A Lei estadual de rotulagem para produtos contendo materiais transgênicos, regulamentada por decreto pelo governador do Paraná Roberto Requião em março, é considerada por alguns apenas uma complementação da lei federal, e para outros, uma medida inconstitucional. As diferentes interpretações da lei ocorrem entre os próprios advogados e expõem o confronto de poder entre os Estados e a União. “A Constituição permite a simultaneidade de Estados e União na legislação sobre um mesmo assunto, mas jamais uma lei estadual pode contrariar uma lei federal”, explica o advogado Celso Luchesi.
O decreto federal 4.680/2003 determina a obrigatoriedade da rotulagem para produtos contendo materiais transgênicos acima de 1%, enquanto a lei paranaense (Lei 14.861/2005) não especifica proporções para a rotulagem desse tipo de produto e por isso está sendo contestada judicialmente. A lei paranaense visa não apenas obrigar a rotulagem dos alimentos geneticamente modificados (OGM) ou que possuam algum ingrediente transgênico na sua composição destinados ao consumo humano ou animal, mas também estabelece o controle e a fiscalização sobre a comercialização de matérias-primas e produtos que contenham OGMs.

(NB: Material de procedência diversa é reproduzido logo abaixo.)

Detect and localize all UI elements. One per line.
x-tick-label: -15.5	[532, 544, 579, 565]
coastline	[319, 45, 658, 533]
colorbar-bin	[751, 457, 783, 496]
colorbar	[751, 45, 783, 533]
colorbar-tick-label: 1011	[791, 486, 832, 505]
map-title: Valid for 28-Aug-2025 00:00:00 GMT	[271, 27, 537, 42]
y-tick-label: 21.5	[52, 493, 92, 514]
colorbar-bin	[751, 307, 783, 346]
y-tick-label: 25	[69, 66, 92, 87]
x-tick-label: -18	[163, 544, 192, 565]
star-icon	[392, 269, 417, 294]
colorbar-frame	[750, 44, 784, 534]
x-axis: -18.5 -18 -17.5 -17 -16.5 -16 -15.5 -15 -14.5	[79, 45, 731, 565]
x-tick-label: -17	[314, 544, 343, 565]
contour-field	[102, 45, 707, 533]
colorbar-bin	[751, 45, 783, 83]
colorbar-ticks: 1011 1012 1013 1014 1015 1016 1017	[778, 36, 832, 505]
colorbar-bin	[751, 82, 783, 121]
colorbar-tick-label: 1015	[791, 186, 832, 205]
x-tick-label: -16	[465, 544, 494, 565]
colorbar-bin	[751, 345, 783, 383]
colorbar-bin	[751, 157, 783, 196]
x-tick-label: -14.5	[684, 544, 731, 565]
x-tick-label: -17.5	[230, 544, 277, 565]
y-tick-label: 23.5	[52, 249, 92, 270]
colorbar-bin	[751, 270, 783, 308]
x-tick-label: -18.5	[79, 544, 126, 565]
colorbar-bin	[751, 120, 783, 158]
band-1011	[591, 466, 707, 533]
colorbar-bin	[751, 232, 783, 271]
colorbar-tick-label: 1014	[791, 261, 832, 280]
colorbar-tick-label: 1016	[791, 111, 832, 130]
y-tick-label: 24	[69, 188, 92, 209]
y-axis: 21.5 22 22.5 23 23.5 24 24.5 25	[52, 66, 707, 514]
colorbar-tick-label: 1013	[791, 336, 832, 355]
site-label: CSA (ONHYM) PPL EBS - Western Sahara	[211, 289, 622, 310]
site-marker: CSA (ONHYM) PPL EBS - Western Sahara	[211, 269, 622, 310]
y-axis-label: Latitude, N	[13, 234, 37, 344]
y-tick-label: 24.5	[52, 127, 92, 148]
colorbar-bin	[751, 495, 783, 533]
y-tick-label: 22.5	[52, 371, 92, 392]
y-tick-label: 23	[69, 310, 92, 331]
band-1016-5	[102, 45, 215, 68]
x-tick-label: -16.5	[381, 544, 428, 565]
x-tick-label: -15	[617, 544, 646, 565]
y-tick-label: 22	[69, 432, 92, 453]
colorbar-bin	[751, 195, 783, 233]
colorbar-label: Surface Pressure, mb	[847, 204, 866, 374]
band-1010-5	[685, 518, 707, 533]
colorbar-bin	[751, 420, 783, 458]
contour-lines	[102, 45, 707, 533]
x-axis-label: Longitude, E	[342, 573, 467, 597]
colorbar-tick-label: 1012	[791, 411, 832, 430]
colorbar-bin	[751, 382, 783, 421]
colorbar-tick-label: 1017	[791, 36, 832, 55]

“Essas práticas já estavam previstas pela lei federal, mas nunca foram cumpridas”, afirma o advogado do Instituto de Defesa do Consumidor (Idec) Paulo Pacini. Para ele, a Lei 14.861 está de acordo com o Código de Defesa do Consumidor (Lei 8.078/1990). “O Código determina que os consumidores têm o direito de receber informações claras sobre a quantidade, a qualidade e a composição dos produtos consumidos”, diz. Além disso, Pacini considera a lei de rotulagem do Paraná totalmente pertinente, pois ainda não há estudos suficientes que determinem os efeitos os OGMs sobre o meio ambiente e o organismo humano. “Há estudos que atestam efeitos prejudiciais de transgênicos sobre a saúde humana e o meio ambiente, veiculados no site do governo do Paraná”(http://www.pr.gov.br/).
Desde dezembro do ano passado, o Partido da Frente Liberal (PFL) move uma Ação Direta de Inconstitucionalidade (ADI 3645) contra a legislação do Paraná, alegando que ela não respeita o limite de 1% de OGMs nos produtos, estabelecido pelo decreto federal, abaixo do qual não seria necessário indicar a presença de transgênicos por meio do rótulo com o triângulo amarelo contendo a letra “T”. O advogado Luchesi concorda que a lei paranaense não considera o limite pré estabelecido pelo decreto 4.680 e que provavelmente o Supremo Tribunal Federal vai considerá-la inconstitucional.
A disputa ganhou novo impulso no caso das exportações de soja transgênica pelo Porto de Paranaguá. No último dia 4, o governo do Paraná prometeu voltar ao Supremo Tribunal Federal (STF) para defender o direito de o Porto paranaense exportar apenas soja convencional, em resposta à decisão da 3ª Turma do Tribunal Regional Federal (TRF) da 4ª Região, em Porto Alegre, que revigorou liminar liberando a exportação de transgênicos pelo terminal paranaense. O governador Requião argumenta que a decisão fere a legislação federal (Lei de Biossegurança), que proíbe a mistura da soja transgênica com a convencional.
O confronto de poder entre os Estados e a União tem raízes na formação do Brasil. A diretora do Instituto de Ciência Política da Universidade de Brasília (UnB) Lúcia Avelar lembra que a disputa de poderes entre os estados federados e a união remonta à época em que os estados eram províncias autônomas. “A coroa portuguesa concedeu vários poderes às províncias, inclusive para a realização de comércio exterior, deixando ao Estado a tarefa de subsidiar as instâncias locais sem intervir diretamente em sua autonomia”, explica.
O ponto de inflexão foi a centralização promovida pelo governo de Getúlio Vargas de forma “quase autoritária”, segundo Avelar. Realizaram-se vários tipos de arranjos para tentar coordenar as relações de poder entre os Estados e a federação, a legislação foi aperfeiçoada, mas ainda não existe consenso. Hoje temos exemplos de leis que vigoram apenas em determinados locais, como o rodízio de automóveis na cidade de São Paulo. “No caso da lei de rotulagem de transgênicos no Paraná, embora seja um direito do consumidor, o conflito de forças envolve também os empresários agrícolas e nesse embate vence sempre o mais forte”, adianta a pesquisadora.